Some Turkish historians believed that ktetor was also from Belgrade. They based it, among other, on Slavic Cyrillic inscription on the walls. However, the inscription, and adjoining crosses, are much younger, originated from 1837 and were carved by master Siljan from Vrben, near Debar, in modern North Macedonia. The Debar masters were highly regarded at the time and were hired to ornament Orthodox churches throughout the Balkans.

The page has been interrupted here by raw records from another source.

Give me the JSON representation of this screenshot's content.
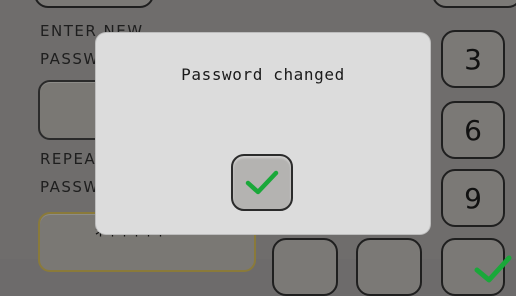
{
  "form": {
    "new_password_label_line1": "ENTER NEW",
    "new_password_label_line2": "PASSWORD",
    "repeat_label_line1": "REPEAT",
    "repeat_label_line2": "PASSWORD",
    "repeat_value": "******"
  },
  "keypad": {
    "keys": [
      "3",
      "6",
      "9"
    ]
  },
  "dialog": {
    "message": "Password changed",
    "confirm_icon": "checkmark-icon"
  },
  "colors": {
    "accent_check": "#1aa83a",
    "dialog_bg": "#dcdcdc",
    "screen_bg": "#6f6d6c"
  }
}
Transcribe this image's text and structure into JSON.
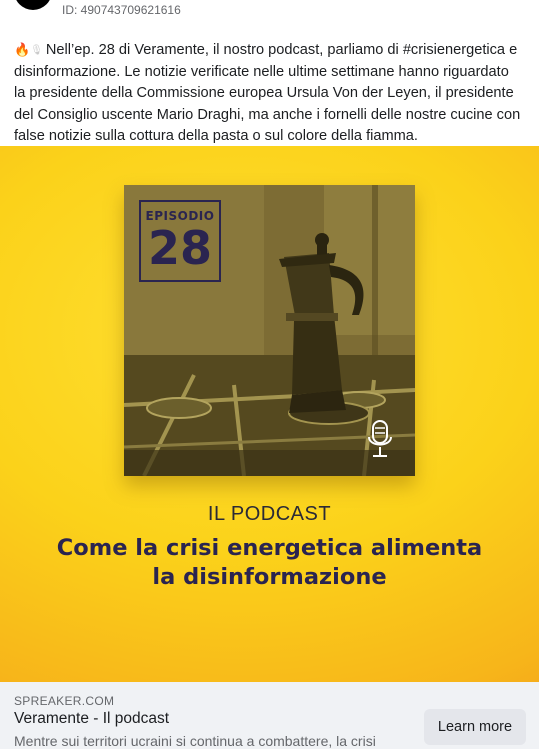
{
  "header": {
    "ad_id": "ID: 490743709621616"
  },
  "post": {
    "emoji_1": "🔥",
    "emoji_2": "🎙",
    "text": "Nell’ep. 28 di Veramente, il nostro podcast, parliamo di #crisienergetica e disinformazione. Le notizie verificate nelle ultime settimane hanno riguardato la presidente della Commissione europea Ursula Von der Leyen, il presidente del Consiglio uscente Mario Draghi, ma anche i fornelli delle nostre cucine con false notizie sulla cottura della pasta o sul colore della fiamma."
  },
  "creative": {
    "episode_label": "EPISODIO",
    "episode_number": "28",
    "podcast_label": "IL PODCAST",
    "headline_line_1": "Come la crisi energetica alimenta",
    "headline_line_2": "la disinformazione",
    "icons": [
      "microphone-icon",
      "moka-pot-illustration"
    ],
    "colors": {
      "background_yellow": "#fbd21a",
      "background_orange": "#f39a1d",
      "headline_navy": "#2a2450"
    }
  },
  "link_preview": {
    "domain": "SPREAKER.COM",
    "title": "Veramente - Il podcast",
    "description": "Mentre sui territori ucraini si continua a combattere, la crisi",
    "cta_label": "Learn more"
  }
}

The church was studied in the 19th century by historian Stojan Novaković, who studied the lives of Belgraders in Istanbul. In 1953 it was surveyed by architect Aleksandar Deroko, who searched for medieval icons. Novaković believed that the icons originated from Metropolitanate of Belgrade, when the population was relocated in 1521. The icons had a year 1539 on them, but Novaković believed this was added later. Based on his research, Deroko examined the icons later, but based on their style characteristics, couldn't confirm they predated 1521. Additionally, he contested that, if the icons were brought from Belgrade, there would be no need for the new icons to be made only 18 years later. The science and folk narrative on the origin of icons diverged, but they were destroyed two years after Deroko examined them who, at least, took photos of the interior.